Effects of manganese on inositol polyphosphate receptors and nitric oxide synthase activity in rat brain

The neurotoxic effects of excessive exposure to manganese (Mn) include degeneration of dopaminergic neurons, impairment of energy metabolism, and perturbations in phosphoinositide (PI) hydrolysis leading to altered calcium (Ca2+) homeostasis. This study is designed to assess the in vitro and in vivo effects of Mn on Ca2+/calmodulin-dependent neuronal nitric oxide synthase (nNOS) activity and on the regulation of inositol 1,4,5-trisphosphate (InsP(3)) and inositol 1,3,4,5-tetrakisphosphate (InsP(4)) receptors involved in intracellular and extracellular mobilization of Ca2+. In vivo Mn exposure significantly increased H-3-InsP(3) and H-3-InsP(4) binding in the cerebellum and the cerebral cortex in a dose-dependent manner.
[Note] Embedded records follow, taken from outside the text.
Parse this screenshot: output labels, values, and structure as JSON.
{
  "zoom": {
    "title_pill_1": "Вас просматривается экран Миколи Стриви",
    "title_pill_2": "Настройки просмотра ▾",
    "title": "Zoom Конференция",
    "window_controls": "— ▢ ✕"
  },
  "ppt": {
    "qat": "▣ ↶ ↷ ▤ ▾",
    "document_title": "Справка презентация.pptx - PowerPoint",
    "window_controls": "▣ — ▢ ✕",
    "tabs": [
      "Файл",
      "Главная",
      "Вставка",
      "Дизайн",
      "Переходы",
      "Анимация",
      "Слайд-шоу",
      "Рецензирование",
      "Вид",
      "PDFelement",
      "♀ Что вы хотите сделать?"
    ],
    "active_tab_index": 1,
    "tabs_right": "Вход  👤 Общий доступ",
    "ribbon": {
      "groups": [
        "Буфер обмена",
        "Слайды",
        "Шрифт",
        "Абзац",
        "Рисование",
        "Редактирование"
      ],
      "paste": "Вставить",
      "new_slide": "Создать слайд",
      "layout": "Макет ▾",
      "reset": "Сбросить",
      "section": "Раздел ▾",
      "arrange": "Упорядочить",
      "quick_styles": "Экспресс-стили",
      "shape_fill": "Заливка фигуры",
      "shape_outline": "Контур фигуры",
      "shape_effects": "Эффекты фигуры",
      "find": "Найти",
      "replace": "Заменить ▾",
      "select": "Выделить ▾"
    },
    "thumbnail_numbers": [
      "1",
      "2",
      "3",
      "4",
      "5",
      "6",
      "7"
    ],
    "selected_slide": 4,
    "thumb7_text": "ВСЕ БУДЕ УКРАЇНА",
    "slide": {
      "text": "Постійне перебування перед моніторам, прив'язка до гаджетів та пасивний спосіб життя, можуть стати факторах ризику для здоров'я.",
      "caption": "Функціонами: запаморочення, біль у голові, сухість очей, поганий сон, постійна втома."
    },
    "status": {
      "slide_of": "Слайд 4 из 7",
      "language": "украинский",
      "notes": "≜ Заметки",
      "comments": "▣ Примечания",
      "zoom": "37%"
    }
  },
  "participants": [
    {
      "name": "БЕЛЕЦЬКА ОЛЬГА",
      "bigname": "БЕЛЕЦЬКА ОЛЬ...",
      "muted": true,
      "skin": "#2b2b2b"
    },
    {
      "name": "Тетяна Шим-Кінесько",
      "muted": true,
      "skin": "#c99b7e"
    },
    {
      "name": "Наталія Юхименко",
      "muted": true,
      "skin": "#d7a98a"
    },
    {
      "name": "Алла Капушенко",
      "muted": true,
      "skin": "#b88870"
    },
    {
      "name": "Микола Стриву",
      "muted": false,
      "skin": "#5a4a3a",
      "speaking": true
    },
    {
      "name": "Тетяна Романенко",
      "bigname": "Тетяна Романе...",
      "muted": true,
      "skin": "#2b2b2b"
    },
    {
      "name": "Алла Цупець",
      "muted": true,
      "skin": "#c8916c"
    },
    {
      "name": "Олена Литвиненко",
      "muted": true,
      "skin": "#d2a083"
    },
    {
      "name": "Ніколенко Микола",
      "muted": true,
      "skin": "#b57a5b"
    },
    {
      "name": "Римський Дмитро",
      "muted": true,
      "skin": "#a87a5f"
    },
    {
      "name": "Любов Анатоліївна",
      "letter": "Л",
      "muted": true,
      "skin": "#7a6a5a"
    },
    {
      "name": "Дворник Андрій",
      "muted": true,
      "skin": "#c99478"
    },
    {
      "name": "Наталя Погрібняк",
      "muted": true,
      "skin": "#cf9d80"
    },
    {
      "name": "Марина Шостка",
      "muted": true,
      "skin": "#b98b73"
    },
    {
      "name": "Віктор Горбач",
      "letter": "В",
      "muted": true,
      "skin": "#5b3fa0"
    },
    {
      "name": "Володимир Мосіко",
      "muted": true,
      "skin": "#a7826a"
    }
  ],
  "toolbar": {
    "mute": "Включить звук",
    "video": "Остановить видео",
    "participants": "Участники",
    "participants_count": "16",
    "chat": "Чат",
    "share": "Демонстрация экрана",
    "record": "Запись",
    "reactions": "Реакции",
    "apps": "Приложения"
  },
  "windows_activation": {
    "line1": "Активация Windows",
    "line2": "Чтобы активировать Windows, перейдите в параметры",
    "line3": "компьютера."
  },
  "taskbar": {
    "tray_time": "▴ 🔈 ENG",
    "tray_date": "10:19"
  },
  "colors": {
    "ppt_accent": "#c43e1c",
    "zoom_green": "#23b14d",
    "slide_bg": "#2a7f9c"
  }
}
However, in vitro Mn decreased H-3-InsP(3) binding and increased H-3-InsP(4) binding. In vitro and in vivo exposure of Mn inhibited nNOS activity in the cerebellum and the cerebral cortex. Immunohistochemical studies also showed a notable decrease in nNOS immunoreactivity in the granule cell layer of the cerebellum, whereas no significant changes were observed in the cerebral cortex. These data suggest that Mn neurotoxicity may be due to altered calcium homeostasis by its modulation of inositol polyphosphate receptors. Further, the inhibition of nNOS by Mn is of considerable importance because NO regulates a number of neurotransmitter functions.